身近な数を正しく計算して正しい答えを出す。これが算数の考え方です。

 一方、「数学」という言葉の意味は、「数量および空間図形の性質について研究する学問。算術・代数学・幾何学・解析学・微分学・積分学などの総称。」です。算数と比べると何やら難しいことが書いてありますが、大切なのは「学問」という単語。 そう、数学は、「なぜそうなるのかを追求する」学問なのです。 答えを出すことより、答えを出すためのプロセスに注目しています。数学では、マイナスの数や文字式など、実際には触れることができない抽象的な数も扱います。具体的なひとつひとつのケースではなく、広く一般的なしくみを表現する方法を学びます。 「なぜそうなるのか」を、数字や記号を使って論理的・一般的に考え、表現する。これが数学の考え方です。

 さて、今日の3年生の算数の授業ですが、学習のめあては「▢を使って式に表そう」です。提示された問題は、「けんさんは、カードを何枚か持っています。弟に18枚あげました。残りは24枚になりました。」、

「同じ数ずつ8人で鶴を折ったら、全部で32羽になりました。」

 この問題が「けんさんは、はじめ何枚カードを持っていましたか。」とか「一人何枚ずつ鶴を折ったのでしょう。」となっていたら、子どもたちは、「24+18=42 答え42枚」、「32÷8=4 答え4羽」と答えないといけません。まさしく「算数」の問題です。

 ところが今日の学習のめあては「□を使って式に表そう」です。問題の意味や構造をしっかり見据えて、式化していくのが課題です。分かっている数(既知数)と分からない数(未知数)を見極めて、文章の意味からそれらをどういう「符号(+-×÷=)」でつないで式にするか、またそれぞれの数の関係性をどう図(数直線、テープ図)で表すかを考える学習です。

「▢(はじめの数)-18(あげた数)=24(残りの数)」、「▢(一人分の数)×8(人数)=32(全部の数)」と立式できることがゴールです。この式ができると「▢を求めるためには、▢=24+18=42」「▢=32÷8=4」というふうにはっきり見えてきます。

この学習はもはや「正しく計算して正しい答えを出す=算数」ではなく、「なぜそうなるのかを、数字や記号を使って論理的・一般的に考え、表現する=数学」の学習になると考えられます。 

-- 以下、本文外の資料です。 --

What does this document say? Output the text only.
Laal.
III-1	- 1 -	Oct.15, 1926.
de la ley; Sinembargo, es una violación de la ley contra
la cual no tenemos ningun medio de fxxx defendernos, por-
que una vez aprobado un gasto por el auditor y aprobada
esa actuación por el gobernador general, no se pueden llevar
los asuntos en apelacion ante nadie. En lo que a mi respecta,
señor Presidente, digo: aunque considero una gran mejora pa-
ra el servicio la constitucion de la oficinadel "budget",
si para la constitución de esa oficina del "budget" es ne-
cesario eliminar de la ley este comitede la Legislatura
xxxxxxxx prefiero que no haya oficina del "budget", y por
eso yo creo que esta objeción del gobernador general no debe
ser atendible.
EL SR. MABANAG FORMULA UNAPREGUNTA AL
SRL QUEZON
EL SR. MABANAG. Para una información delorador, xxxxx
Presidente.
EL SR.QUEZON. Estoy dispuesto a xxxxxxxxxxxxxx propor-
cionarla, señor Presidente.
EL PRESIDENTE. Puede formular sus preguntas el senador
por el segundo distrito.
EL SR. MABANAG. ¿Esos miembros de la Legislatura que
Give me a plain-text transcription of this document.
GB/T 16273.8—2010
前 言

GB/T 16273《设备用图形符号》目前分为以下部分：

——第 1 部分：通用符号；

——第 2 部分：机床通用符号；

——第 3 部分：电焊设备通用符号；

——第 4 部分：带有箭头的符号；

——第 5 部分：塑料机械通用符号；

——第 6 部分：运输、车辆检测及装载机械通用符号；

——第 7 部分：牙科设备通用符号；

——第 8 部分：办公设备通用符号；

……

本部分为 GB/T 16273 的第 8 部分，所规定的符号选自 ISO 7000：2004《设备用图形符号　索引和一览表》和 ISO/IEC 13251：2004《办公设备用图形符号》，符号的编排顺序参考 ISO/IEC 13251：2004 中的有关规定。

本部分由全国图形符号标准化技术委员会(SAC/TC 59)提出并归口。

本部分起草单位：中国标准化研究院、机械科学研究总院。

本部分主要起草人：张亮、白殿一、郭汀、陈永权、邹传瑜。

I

 3年生の「算数」であっても、このような「数学的な見方・考え方」を使った学習を積み上げていかないと、高学年の「割合」や「単位量」などの抽象的な概念の学習や中学校の「負の数」や「方程式」等にうまくつながっていかないことになります。だからこそ、「簡単に答えを出す」だけの「算数」ではなく、問題の意味や構造を、式や図で表し、問題の全体像を捉え、なぜそうなるのかを考えながら解決していくという「数学的思考」=「数学」を大切にした学習になるように、日々授業研究に努め、授業を行なっています。